Invoquant d'abord l'intérêt national, on nous assure que les femmes sont moins capables que les hommes d'exercer le droit de suffrage. Elles n'ont point l'intelligence des affaires, ni le discernement réfléchi, ni le sang-froid. De complexion nerveuse et sensible, elles s'émeuvent plus facilement et plus vivement que nous. Les mouvements populaires, le fanatisme religieux ou politique, l'enthousiasme, l'effroi, la colère, exercent sur leur âme des ébranlements soudains, des entraînements regrettables. Esclaves de leurs nerfs, elles n'émettront que des votes de sentiment ou de passion. C'est pourquoi, si favorable qu'il fût à la femme, Michelet estimait que «la politique lui est généralement peu accessible,» parce qu'il y faut «un esprit généralisateur et très mâle.»
Nous pourrions répondre de suite que les femmes ont montré souvent un véritable talent de gouvernement, et que, pour ne parler que du passé, des reines comme Élisabeth d'Angleterre, Marie-Thérèse d'Autriche et la grande Catherine de Russie ont fait assez belle figure dans le monde[23]. Stuart Mill[24] prétendait même que toutes les femmes mises à l'épreuve du pouvoir s'étaient montrées à la hauteur de leur tâche. Mais ne citons pas avec trop de complaisance l'administration de quelques grandes souveraines: on nous répondrait par le mot de la duchesse de Bourgogne à Mme de Maintenon: «Savez-vous, Madame, pourquoi une reine gouverne mieux qu'un roi? C'est que, sous une reine, c'est d'ordinaire un homme qui dirige, tandis que, sous un roi, c'est généralement une femme.»
[Note 23: APPLETON, _De la situation sociale et politique des femmes dans le droit moderne_, p. 15.]

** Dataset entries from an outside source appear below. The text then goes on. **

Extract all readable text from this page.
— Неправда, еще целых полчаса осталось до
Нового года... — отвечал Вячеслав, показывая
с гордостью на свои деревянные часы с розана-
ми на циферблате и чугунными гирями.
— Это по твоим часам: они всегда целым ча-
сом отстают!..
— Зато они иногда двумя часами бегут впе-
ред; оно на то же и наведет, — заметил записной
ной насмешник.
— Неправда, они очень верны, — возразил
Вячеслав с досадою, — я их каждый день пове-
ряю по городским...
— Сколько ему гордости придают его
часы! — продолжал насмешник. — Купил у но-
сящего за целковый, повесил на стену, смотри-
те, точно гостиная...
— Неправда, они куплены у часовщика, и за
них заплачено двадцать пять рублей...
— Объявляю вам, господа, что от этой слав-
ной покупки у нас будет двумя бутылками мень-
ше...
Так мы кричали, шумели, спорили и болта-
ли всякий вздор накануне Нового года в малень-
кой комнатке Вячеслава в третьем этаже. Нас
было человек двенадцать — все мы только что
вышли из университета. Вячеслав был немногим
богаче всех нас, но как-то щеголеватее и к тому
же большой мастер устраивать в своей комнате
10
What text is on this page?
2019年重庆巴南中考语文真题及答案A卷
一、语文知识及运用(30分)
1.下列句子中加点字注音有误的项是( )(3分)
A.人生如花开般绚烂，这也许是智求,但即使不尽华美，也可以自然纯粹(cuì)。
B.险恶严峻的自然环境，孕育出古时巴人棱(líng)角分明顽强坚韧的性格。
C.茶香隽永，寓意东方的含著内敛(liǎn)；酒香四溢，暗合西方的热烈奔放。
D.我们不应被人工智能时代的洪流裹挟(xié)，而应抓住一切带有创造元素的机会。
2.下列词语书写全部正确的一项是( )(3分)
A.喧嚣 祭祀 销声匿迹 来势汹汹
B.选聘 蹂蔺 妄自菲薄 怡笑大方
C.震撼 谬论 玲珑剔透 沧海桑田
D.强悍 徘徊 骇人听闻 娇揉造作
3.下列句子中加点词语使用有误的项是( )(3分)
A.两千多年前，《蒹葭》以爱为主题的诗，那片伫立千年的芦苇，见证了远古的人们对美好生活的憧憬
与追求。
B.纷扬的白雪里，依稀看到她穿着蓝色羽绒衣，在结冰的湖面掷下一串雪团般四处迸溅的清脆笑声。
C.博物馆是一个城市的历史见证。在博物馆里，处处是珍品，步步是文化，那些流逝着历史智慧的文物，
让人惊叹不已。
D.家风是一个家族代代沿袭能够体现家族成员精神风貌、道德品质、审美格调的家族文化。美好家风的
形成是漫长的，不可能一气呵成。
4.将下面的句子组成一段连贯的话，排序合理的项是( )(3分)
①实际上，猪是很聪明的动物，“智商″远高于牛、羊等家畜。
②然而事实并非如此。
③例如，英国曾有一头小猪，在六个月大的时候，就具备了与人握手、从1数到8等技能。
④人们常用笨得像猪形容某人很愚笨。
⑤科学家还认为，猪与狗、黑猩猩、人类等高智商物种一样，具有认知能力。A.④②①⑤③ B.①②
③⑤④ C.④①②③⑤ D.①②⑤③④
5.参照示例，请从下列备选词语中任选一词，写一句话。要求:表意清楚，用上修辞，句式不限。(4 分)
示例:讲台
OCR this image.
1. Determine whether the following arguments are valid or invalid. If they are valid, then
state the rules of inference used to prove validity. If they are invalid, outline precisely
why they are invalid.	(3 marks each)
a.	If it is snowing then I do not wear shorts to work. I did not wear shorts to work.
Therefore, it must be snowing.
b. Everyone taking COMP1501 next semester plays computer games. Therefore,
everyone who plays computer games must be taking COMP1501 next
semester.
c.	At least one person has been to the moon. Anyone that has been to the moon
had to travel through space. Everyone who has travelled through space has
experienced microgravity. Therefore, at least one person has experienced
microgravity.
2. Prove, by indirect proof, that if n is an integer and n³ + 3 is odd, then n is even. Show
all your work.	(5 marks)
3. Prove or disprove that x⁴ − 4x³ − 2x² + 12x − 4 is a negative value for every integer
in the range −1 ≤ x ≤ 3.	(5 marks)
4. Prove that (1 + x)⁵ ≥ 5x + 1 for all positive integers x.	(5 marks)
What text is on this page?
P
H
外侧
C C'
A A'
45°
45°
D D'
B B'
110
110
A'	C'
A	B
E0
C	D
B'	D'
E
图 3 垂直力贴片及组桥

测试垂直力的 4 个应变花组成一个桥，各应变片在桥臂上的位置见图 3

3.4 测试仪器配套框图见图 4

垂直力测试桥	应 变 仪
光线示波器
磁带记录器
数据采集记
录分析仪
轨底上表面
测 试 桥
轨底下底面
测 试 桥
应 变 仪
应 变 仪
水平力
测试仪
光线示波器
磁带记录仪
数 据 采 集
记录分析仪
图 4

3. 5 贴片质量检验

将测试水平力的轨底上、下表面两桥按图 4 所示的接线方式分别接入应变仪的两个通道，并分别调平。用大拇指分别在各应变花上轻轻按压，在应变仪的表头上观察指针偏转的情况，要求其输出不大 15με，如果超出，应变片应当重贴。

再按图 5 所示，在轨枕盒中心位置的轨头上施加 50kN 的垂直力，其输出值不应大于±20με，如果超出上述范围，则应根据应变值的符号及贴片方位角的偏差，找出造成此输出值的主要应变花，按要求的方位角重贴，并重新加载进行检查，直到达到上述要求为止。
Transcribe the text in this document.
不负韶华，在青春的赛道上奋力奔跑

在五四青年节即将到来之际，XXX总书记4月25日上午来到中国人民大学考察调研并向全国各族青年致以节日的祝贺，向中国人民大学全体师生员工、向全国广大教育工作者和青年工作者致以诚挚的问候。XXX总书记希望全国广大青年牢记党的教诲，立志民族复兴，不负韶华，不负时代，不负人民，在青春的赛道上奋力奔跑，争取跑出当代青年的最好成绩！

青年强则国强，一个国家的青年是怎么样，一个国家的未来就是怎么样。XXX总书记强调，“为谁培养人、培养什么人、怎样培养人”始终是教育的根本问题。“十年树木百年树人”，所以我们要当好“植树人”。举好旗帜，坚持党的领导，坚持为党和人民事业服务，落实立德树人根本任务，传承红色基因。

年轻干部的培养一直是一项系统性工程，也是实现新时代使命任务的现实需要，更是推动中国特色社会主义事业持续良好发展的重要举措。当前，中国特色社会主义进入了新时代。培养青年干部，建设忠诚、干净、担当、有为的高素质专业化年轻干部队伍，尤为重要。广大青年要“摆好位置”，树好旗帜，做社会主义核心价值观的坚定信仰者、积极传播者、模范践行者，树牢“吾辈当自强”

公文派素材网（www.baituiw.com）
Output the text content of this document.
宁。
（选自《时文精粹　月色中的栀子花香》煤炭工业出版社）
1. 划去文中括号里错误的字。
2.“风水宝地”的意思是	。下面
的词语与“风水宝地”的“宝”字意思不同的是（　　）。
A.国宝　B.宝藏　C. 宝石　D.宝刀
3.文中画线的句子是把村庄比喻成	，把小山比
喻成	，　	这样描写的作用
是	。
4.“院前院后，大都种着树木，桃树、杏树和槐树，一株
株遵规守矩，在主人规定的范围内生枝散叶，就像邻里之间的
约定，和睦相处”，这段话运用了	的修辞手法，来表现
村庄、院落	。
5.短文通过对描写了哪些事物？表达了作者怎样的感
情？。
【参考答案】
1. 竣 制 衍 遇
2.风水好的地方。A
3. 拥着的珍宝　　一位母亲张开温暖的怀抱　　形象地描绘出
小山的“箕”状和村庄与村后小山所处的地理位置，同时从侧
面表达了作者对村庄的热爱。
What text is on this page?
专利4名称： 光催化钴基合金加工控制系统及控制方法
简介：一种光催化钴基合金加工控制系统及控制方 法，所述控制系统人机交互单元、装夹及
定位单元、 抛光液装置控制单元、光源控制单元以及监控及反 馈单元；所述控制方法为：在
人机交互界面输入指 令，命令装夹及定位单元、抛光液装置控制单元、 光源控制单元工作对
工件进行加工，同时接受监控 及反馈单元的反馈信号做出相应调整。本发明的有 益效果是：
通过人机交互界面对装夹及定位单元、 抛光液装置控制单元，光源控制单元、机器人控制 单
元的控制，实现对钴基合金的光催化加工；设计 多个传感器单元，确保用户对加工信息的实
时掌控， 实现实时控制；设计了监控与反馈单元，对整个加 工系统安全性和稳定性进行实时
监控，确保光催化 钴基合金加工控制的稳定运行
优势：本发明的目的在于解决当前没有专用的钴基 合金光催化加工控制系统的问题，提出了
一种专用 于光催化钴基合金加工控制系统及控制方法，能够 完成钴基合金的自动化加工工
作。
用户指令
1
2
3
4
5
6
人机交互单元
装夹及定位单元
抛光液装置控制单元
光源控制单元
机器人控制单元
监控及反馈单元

[Note 24: Stuart MILL, _L'Assujettissement des femmes_, traduction Cazelles, pp. 117 et suiv.]
Mettons que l'observation soit juste: elle n'est pas, après tout, si désavantageuse pour le sexe féminin. «L'orgueil de l'homme repousse le mérite, dit Joseph de Maistre, et l'orgueil de la femme l'appelle.» Quelle excellente disposition pour bien voter! Seriez-vous donc si surpris que le suffrage des femmes fût plus éclairé, plus prudent et plus pratique que le nôtre?